Conventional Guidelines

In today’s market, having a strong loan option can give you a major advantage—especially when competing against multiple offers. Conventional loans are a great choice for buyers with solid credit who want lower long-term costs and more flexibility.

Unlike government-backed loans, Conventional financing can offer lower overall costs, no upfront mortgage insurance, and more options when it comes to property types.

Whether you're purchasing your primary home, a second home, or an investment property, Conventional loans provide a versatile solution tailored to your goals.

Program Highlights:

  • As low as 5% down payment (primary residence)

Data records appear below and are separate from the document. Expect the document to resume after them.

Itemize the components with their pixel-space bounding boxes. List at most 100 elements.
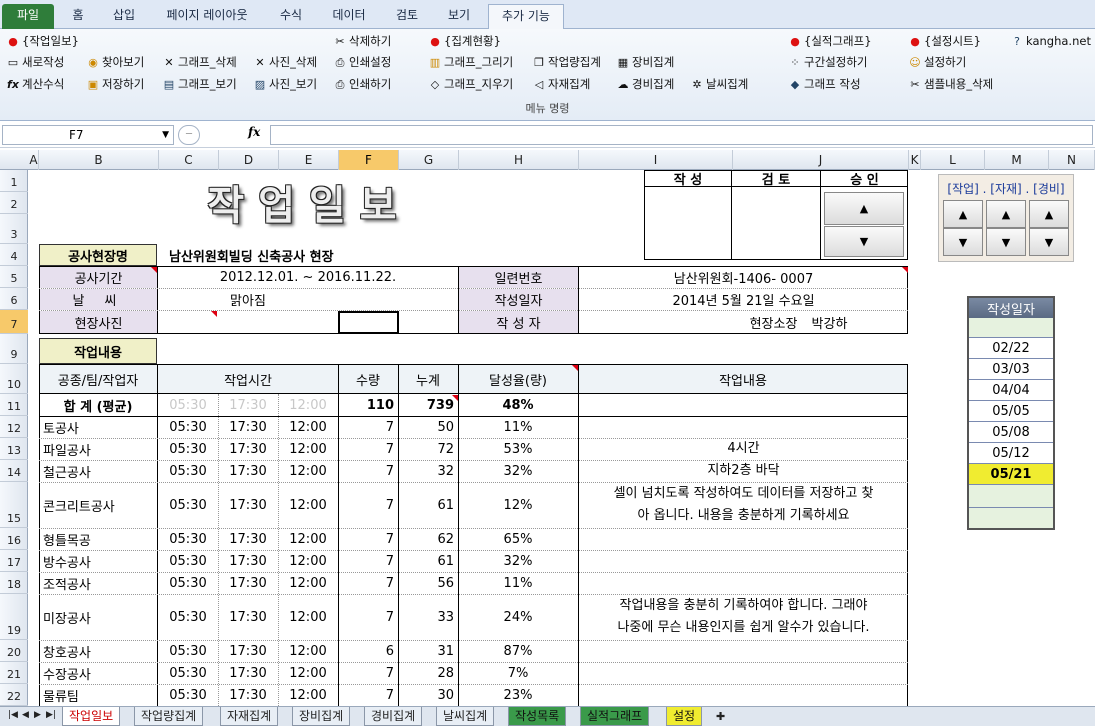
table-cell-trade[interactable]: 창호공사 [39,640,157,662]
row-header[interactable]: 3 [0,214,28,244]
table-cell-trade[interactable]: 콘크리트공사 [39,482,157,528]
table-cell-trade[interactable]: 철근공사 [39,460,157,482]
table-cell-trade[interactable]: 미장공사 [39,594,157,640]
table-cell-start[interactable]: 05:30 [158,572,218,594]
table-cell-hours[interactable]: 12:00 [278,594,338,640]
table-cell-start[interactable]: 05:30 [158,416,218,438]
table-cell-qty[interactable]: 6 [338,640,398,662]
tab-review[interactable]: 검토 [384,4,430,29]
table-cell-start[interactable]: 05:30 [158,438,218,460]
table-cell-rate[interactable]: 23% [458,684,578,706]
new-report-button[interactable]: ▭ 새로작성 [6,52,65,72]
table-cell-cumulative[interactable]: 62 [398,528,458,550]
table-cell-qty[interactable]: 7 [338,416,398,438]
weather-summary-button[interactable]: ✲ 날씨집계 [690,74,748,94]
table-cell-cumulative[interactable]: 30 [398,684,458,706]
column-header-d[interactable]: D [219,150,279,170]
table-cell-hours[interactable]: 12:00 [278,438,338,460]
column-header-b[interactable]: B [39,150,159,170]
new-sheet-icon[interactable]: ✚ [716,710,725,723]
column-header-c[interactable]: C [159,150,219,170]
table-cell-content[interactable]: 지하2층 바닥 [579,460,908,482]
table-cell-hours[interactable]: 12:00 [278,416,338,438]
column-header-k[interactable]: K [909,150,921,170]
tab-equipment-summary[interactable]: 장비집계 [292,707,351,726]
table-cell-content[interactable] [579,528,908,550]
table-cell-cumulative[interactable]: 32 [398,460,458,482]
save-button[interactable]: ▣ 저장하기 [86,74,145,94]
table-cell-rate[interactable]: 24% [458,594,578,640]
tab-file[interactable]: 파일 [2,4,54,29]
table-cell-end[interactable]: 17:30 [218,572,278,594]
table-cell-cumulative[interactable]: 50 [398,416,458,438]
column-header-m[interactable]: M [985,150,1049,170]
row-header[interactable]: 12 [0,416,28,438]
table-cell-hours[interactable]: 12:00 [278,662,338,684]
table-cell-trade[interactable]: 토공사 [39,416,157,438]
table-cell-rate[interactable]: 7% [458,662,578,684]
tab-daily-report[interactable]: 작업일보 [62,707,121,726]
material-up-button[interactable]: ▲ [986,200,1026,228]
tab-performance-chart[interactable]: 실적그래프 [580,707,650,726]
tab-add-ins[interactable]: 추가 기능 [488,4,564,29]
browse-button[interactable]: ◉ 찾아보기 [86,52,144,72]
table-cell-trade[interactable]: 물류팀 [39,684,157,706]
tab-insert[interactable]: 삽입 [102,4,146,29]
list-item[interactable] [969,488,1053,508]
table-cell-start[interactable]: 05:30 [158,684,218,706]
row-header[interactable]: 20 [0,640,28,662]
table-cell-hours[interactable]: 12:00 [278,550,338,572]
chart-delete-button[interactable]: ✕ 그래프_삭제 [162,52,236,72]
photo-view-button[interactable]: ▨ 사진_보기 [253,74,317,94]
column-header-j[interactable]: J [733,150,909,170]
table-cell-end[interactable]: 17:30 [218,438,278,460]
table-cell-rate[interactable]: 32% [458,460,578,482]
table-cell-trade[interactable]: 형틀목공 [39,528,157,550]
row-header[interactable]: 16 [0,528,28,550]
column-header-h[interactable]: H [459,150,579,170]
chevron-down-icon[interactable]: ▼ [162,126,169,144]
table-cell-qty[interactable]: 7 [338,572,398,594]
row-header[interactable]: 13 [0,438,28,460]
function-icon[interactable]: fx [248,125,260,139]
table-cell-content[interactable] [579,662,908,684]
table-cell-content[interactable]: 셀이 넘치도록 작성하여도 데이터를 저장하고 찾아 옵니다. 내용을 충분하게… [579,482,908,528]
table-cell-start[interactable]: 05:30 [158,482,218,528]
tab-settings[interactable]: 설정 [666,707,703,726]
row-header[interactable]: 1 [0,170,28,192]
expense-up-button[interactable]: ▲ [1029,200,1069,228]
table-cell-trade[interactable]: 방수공사 [39,550,157,572]
table-cell-qty[interactable]: 7 [338,662,398,684]
work-summary-button[interactable]: ❐ 작업량집계 [532,52,601,72]
row-header[interactable]: 22 [0,684,28,706]
tab-home[interactable]: 홈 [60,4,96,29]
date-list-item[interactable]: 05/12 [969,443,1053,464]
table-cell-qty[interactable]: 7 [338,594,398,640]
tab-page-layout[interactable]: 페이지 레이아웃 [152,4,262,29]
table-cell-qty[interactable]: 7 [338,528,398,550]
scroll-up-button[interactable]: ▲ [824,192,904,225]
create-chart-button[interactable]: ◆ 그래프 작성 [788,74,861,94]
formula-cancel-icon[interactable]: ─ [178,125,200,145]
table-cell-end[interactable]: 17:30 [218,640,278,662]
date-list-item[interactable]: 04/04 [969,380,1053,401]
table-cell-trade[interactable]: 조적공사 [39,572,157,594]
table-cell-start[interactable]: 05:30 [158,662,218,684]
table-cell-cumulative[interactable]: 33 [398,594,458,640]
column-header-e[interactable]: E [279,150,339,170]
tab-write-list[interactable]: 작성목록 [508,707,567,726]
worksheet[interactable]: 작업일보 작 성 검 토 승 인 ▲ ▼ [작업] . [자재] . [경비] … [29,170,1095,706]
table-cell-cumulative[interactable]: 56 [398,572,458,594]
table-cell-end[interactable]: 17:30 [218,662,278,684]
table-cell-content[interactable] [579,550,908,572]
photo-delete-button[interactable]: ✕ 사진_삭제 [253,52,317,72]
erase-chart-button[interactable]: ◇ 그래프_지우기 [428,74,513,94]
table-cell-content[interactable] [579,572,908,594]
table-cell-start[interactable]: 05:30 [158,594,218,640]
table-cell-content[interactable] [579,416,908,438]
tab-weather-summary[interactable]: 날씨집계 [436,707,495,726]
table-cell-qty[interactable]: 7 [338,460,398,482]
help-link[interactable]: ? kangha.net [1010,31,1091,51]
row-header[interactable]: 5 [0,266,28,288]
table-cell-cumulative[interactable]: 31 [398,640,458,662]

  • No upfront mortgage insurance

  • Ability to remove PMI once equity reaches 20%

  • Competitive fixed and adjustable-rate options

  • Available for primary, second homes, and investment properties

Eligible Property Types:

  • Single-Family Homes

  • Condos

  • Townhomes

  • 2–4 Unit Properties

Requirements:

  • Typically 620+ credit score

  • Verifiable income (W2, 1099, or self-employed)

  • Stable employment history

  • Down payment varies based on occupancy & property type

FAQs

What’s the minimum down payment?
As low as 5% for primary residences. Higher for second homes and investments.

Do I have mortgage insurance?
Only if you put less than 20% down—but it can be removed later.

Is this better than FHA?
It depends. Conventional is typically better for buyers with stronger credit and more savings.

Can I use this for an investment property?
Yes. Conventional loans allow for investment purchases.

What’s the typical loan term?
Most common options are 15 or 30 year fixed, with adjustable-rate options available.